かけらことばのおんなのこ
□6
1ページ/15ページ
「おれがティアラさんの店に行ったときにはもう有田さんがいたんだ。それで二人して、なんだか真剣な顔で話し合ってて」
あの日、泰都は確かにそう言った。
本人のいない所でこそこそ嗅ぎ回るのもどうかとは思うが、今はどうしても詳しい話が知りたい。

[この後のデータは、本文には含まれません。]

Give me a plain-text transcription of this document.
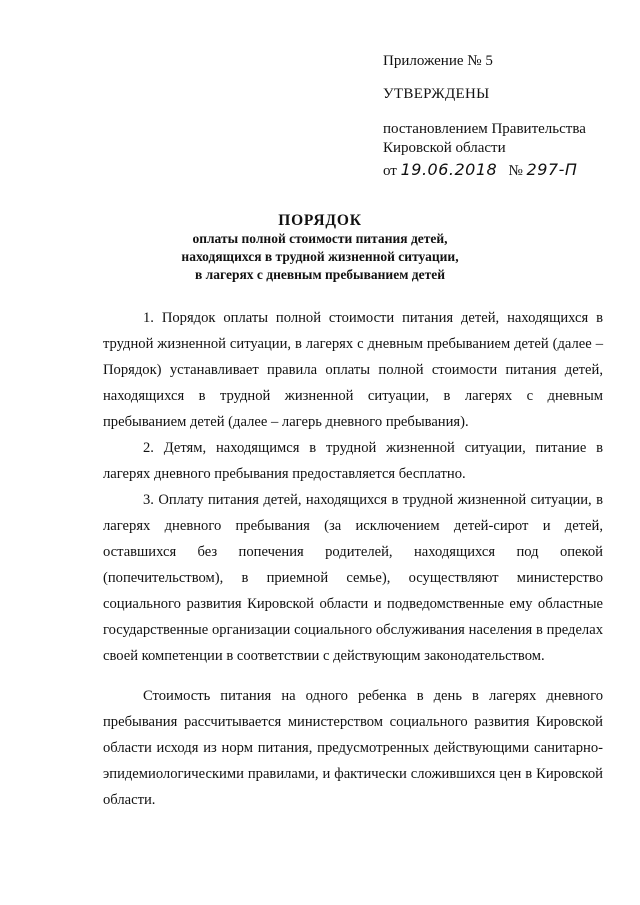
Приложение № 5

УТВЕРЖДЕНЫ

постановлением Правительства

Кировской области

от 19.06.2018 № 297-П

ПОРЯДОК
оплаты полной стоимости питания детей,
находящихся в трудной жизненной ситуации,
в лагерях с дневным пребыванием детей

1. Порядок оплаты полной стоимости питания детей, находящихся в трудной жизненной ситуации, в лагерях с дневным пребыванием детей (далее – Порядок) устанавливает правила оплаты полной стоимости питания детей, находящихся в трудной жизненной ситуации, в лагерях с дневным пребыванием детей (далее – лагерь дневного пребывания).

2. Детям, находящимся в трудной жизненной ситуации, питание в лагерях дневного пребывания предоставляется бесплатно.

3. Оплату питания детей, находящихся в трудной жизненной ситуации, в лагерях дневного пребывания (за исключением детей-сирот и детей, оставшихся без попечения родителей, находящихся под опекой (попечительством), в приемной семье), осуществляют министерство социального развития Кировской области и подведомственные ему областные государственные организации социального обслуживания населения в пределах своей компетенции в соответствии с действующим законодательством.

Стоимость питания на одного ребенка в день в лагерях дневного пребывания рассчитывается министерством социального развития Кировской области исходя из норм питания, предусмотренных действующими санитарно-эпидемиологическими правилами, и фактически сложившихся цен в Кировской области.
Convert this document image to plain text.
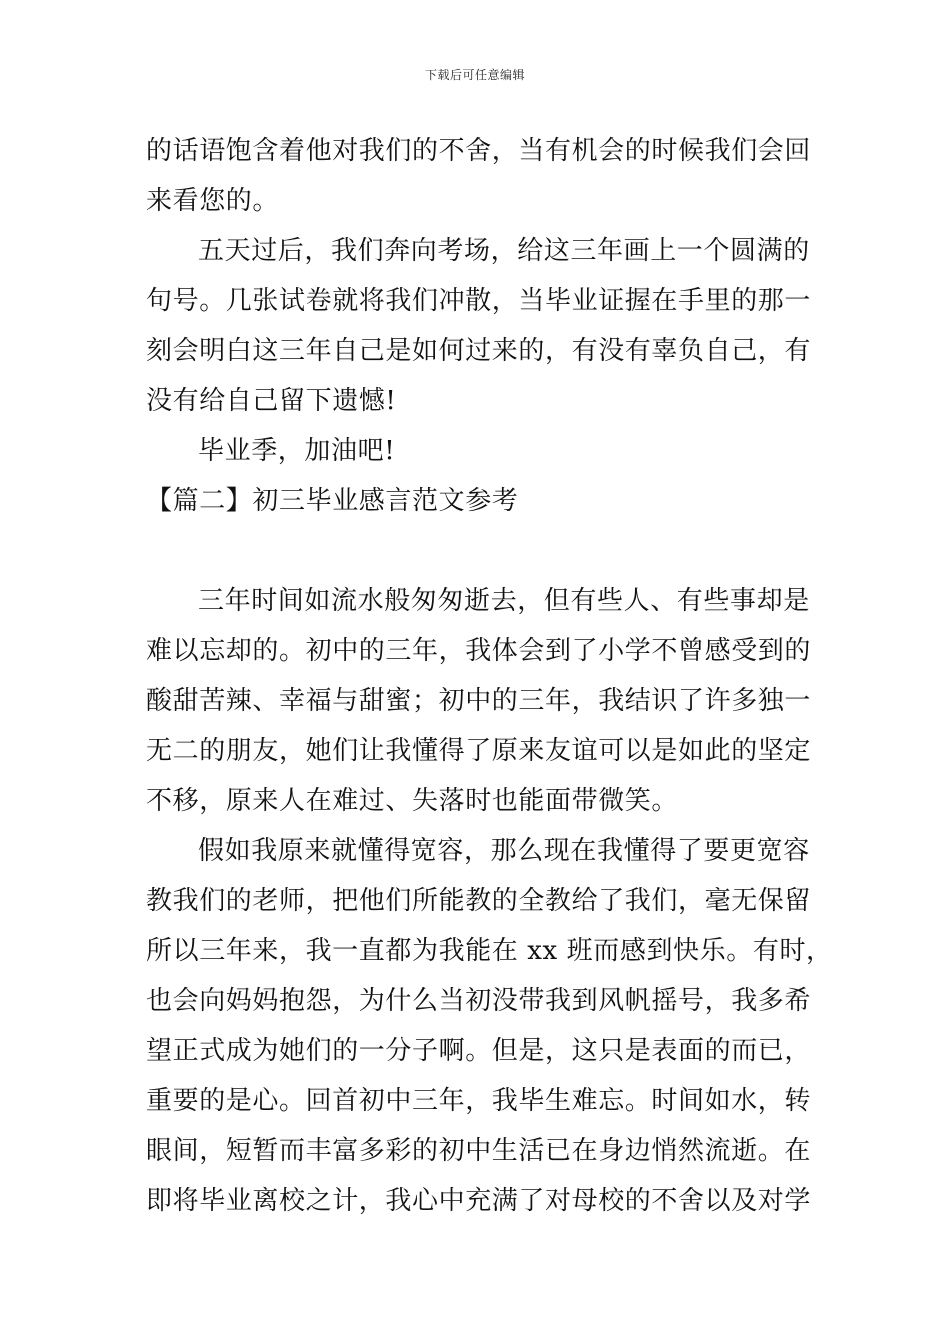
下载后可任意编辑
的话语饱含着他对我们的不舍，当有机会的时候我们会回
来看您的。
五天过后，我们奔向考场，给这三年画上一个圆满的
句号。几张试卷就将我们冲散，当毕业证握在手里的那一
刻会明白这三年自己是如何过来的，有没有辜负自己，有
没有给自己留下遗憾!
毕业季，加油吧!
【篇二】初三毕业感言范文参考
三年时间如流水般匆匆逝去，但有些人、有些事却是
难以忘却的。初中的三年，我体会到了小学不曾感受到的
酸甜苦辣、幸福与甜蜜；初中的三年，我结识了许多独一
无二的朋友，她们让我懂得了原来友谊可以是如此的坚定
不移，原来人在难过、失落时也能面带微笑。
假如我原来就懂得宽容，那么现在我懂得了要更宽容
教我们的老师，把他们所能教的全教给了我们，毫无保留
所以三年来，我一直都为我能在 xx 班而感到快乐。有时，
也会向妈妈抱怨，为什么当初没带我到风帆摇号，我多希
望正式成为她们的一分子啊。但是，这只是表面的而已，
重要的是心。回首初中三年，我毕生难忘。时间如水，转
眼间，短暂而丰富多彩的初中生活已在身边悄然流逝。在
即将毕业离校之计，我心中充满了对母校的不舍以及对学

だから俺は、ティアラに会いに行くと、すなわち金曜にあの店に行くと心に決めた。
* *
心に決めた。
はずだったのに。
「よお慶太、ちょっと付き合えよ」
マークの件の有田といい、なんで邪魔されるんだ。
「何だよ、涼太。俺、行きたい所あるんだけど」
「えー。そんなこと言わずにぱーっと行こうぜ! プチ傷心旅行だよ」
「誰も傷心じゃないんだけど」
「付き合い悪いなあ。寂しいぞ」
涼太は全く寂しくなさそうに言って、がしっと肩を組んできた。
この能天気といると、俺まで能天気になってくるから不思議だ。
「仕方ないな。久しぶりに遊びにでも行くか」
「おう! カラオケがいいな!」
「お前が誘ってきたんだから、おごりな」
「なんだとっ?」
気の抜けた会話をしながら俺たちは校門をくぐり抜けた。
少しばかり久々のカラオケを楽しんだらすぐ“あの茶店”に向かおう、そう思ったのだが、何だかすっかりはまってしまって気がついたら夕飯の時間になっていた。
フリータイムって恐ろしい。
「じゃあな、慶太。元気出せよ!」
「ありがとうよ……別に、今も元気だけどな」
どちらかというとお前のせいで落ち込みそうだよ、と言いたいのをぐっと堪えて、涼太と別れた。
――さて。どうしたもんだか。来週の金曜までこうしてモヤモヤするしかないか。